Los santuarios del abismo: Crónica de la catástrofe de Fukushima


Juan Vera

No viene mal, hoy día que el Gobierno está pensando ampliar el plazo de vida útil de las centrales nucleares de cuarenta a cincuenta o sesenta años, detenerse en la lectura de Los santuarios del abismo, una crónica de la catástrofe de Fukushima. 
Los autores, Nadine y Thierry Ribault, recorren –casi podría decirse que minuto a minuto– el transcurso de los acontecimientos desde que el nueve de marzo de 2011 se registrara el primer temblor de la serie que sacudió la región hasta señalar el inquietante olvido en que ha caído hoy uno de los mayores accidentes nucleares de la Historia.
El libro, aunque escrito desde la indignación, no escatima en datos objetivos para señalar que la catástrofe no fue únicamente la explosión del tercer reactor de la central nuclear de Fukushima Daiichi, sino principalmente la gestión que del accidente hicieron sin excepción: el Gobierno y su administración, las empresas e instituciones, algunos científicos de renombre, la comunidad internacional, los medios de información, las organizaciones de ayuda y las organizaciones de criminales. Todos ellos de cierta manera apoyados por una población –que si bien estaba sumida en el caos– también lo estaba en la inercia de delegar sus responsabilidades de conocimiento y acción en una clase dirigente más ocupada en pensar cómo sacar rentabilidad económica del desastre que de minimizar su impacto.
De modo que Los santuarios del abismo no es, como cabría esperar, la crónica de un acontecimiento donde el hombre se enfrenta a la naturaleza sino la crónica del hombre enfrentado trágicamente al hombre. Una crónica que por momentos relega a un segundo plano los nombres propios, las fechas o los topónimos para aproximarse más certeramente al retrato de una –como cualquier otra– sociedad contemporánea.

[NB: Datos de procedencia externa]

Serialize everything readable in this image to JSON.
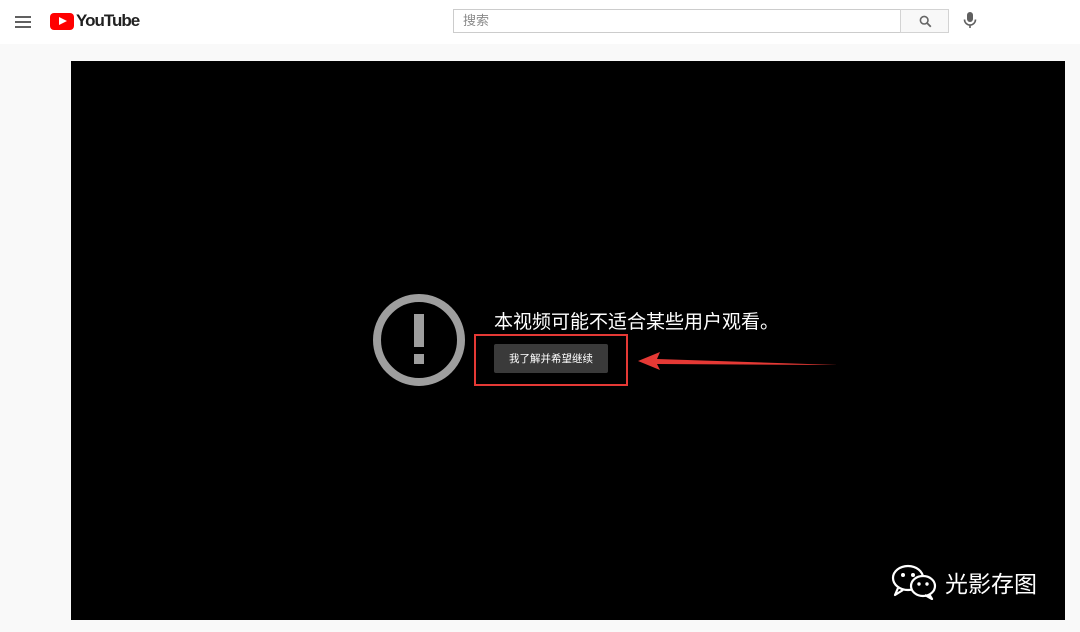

Tras la lectura, no es sólo indignación lo que sentimos sino estupor. Estupor porque tomamos de nuevo conciencia –una conciencia que debería atormentarnos– que a eso que llamamos sistema contribuimos a construirlo minuto a minuto, unos y otros, poderosos y/o desclasados, cuando somos incapaces de pensar que existe otra posibilidad. –Así, por poner sólo un ejemplo, las pocas personas que fueron capaces de organizarse en torno a lo que bautizaron como “Proyecto 45” para tener conocimiento de primera mano de los índices de radiación a los que estaban expuestos, fueron tratados por una gran mayoría como ”agoreros” y por consiguiente, sufrieron las consecuencias de la discriminación–. Se trata de la posibilidad de no ver el mundo dividido entre quienes tienen y no tienen, quienes aceptan y protestan, quienes saben y quienes ignoran. La posibilidad de que el miedo –por otro lado tan humano– no justifique los actos de cobardía sino que nos guíe para reaccionar con nobleza a pesar de nosotros mismos.
Desde 1972 se conocen los riesgos de seguridad que presentan este tipo de centrales nucleares (las General Electric Mark I). En la actualidad aún existen treinta y tres reactores de este modelo en el mundo, uno de los cuales es el de Garoña.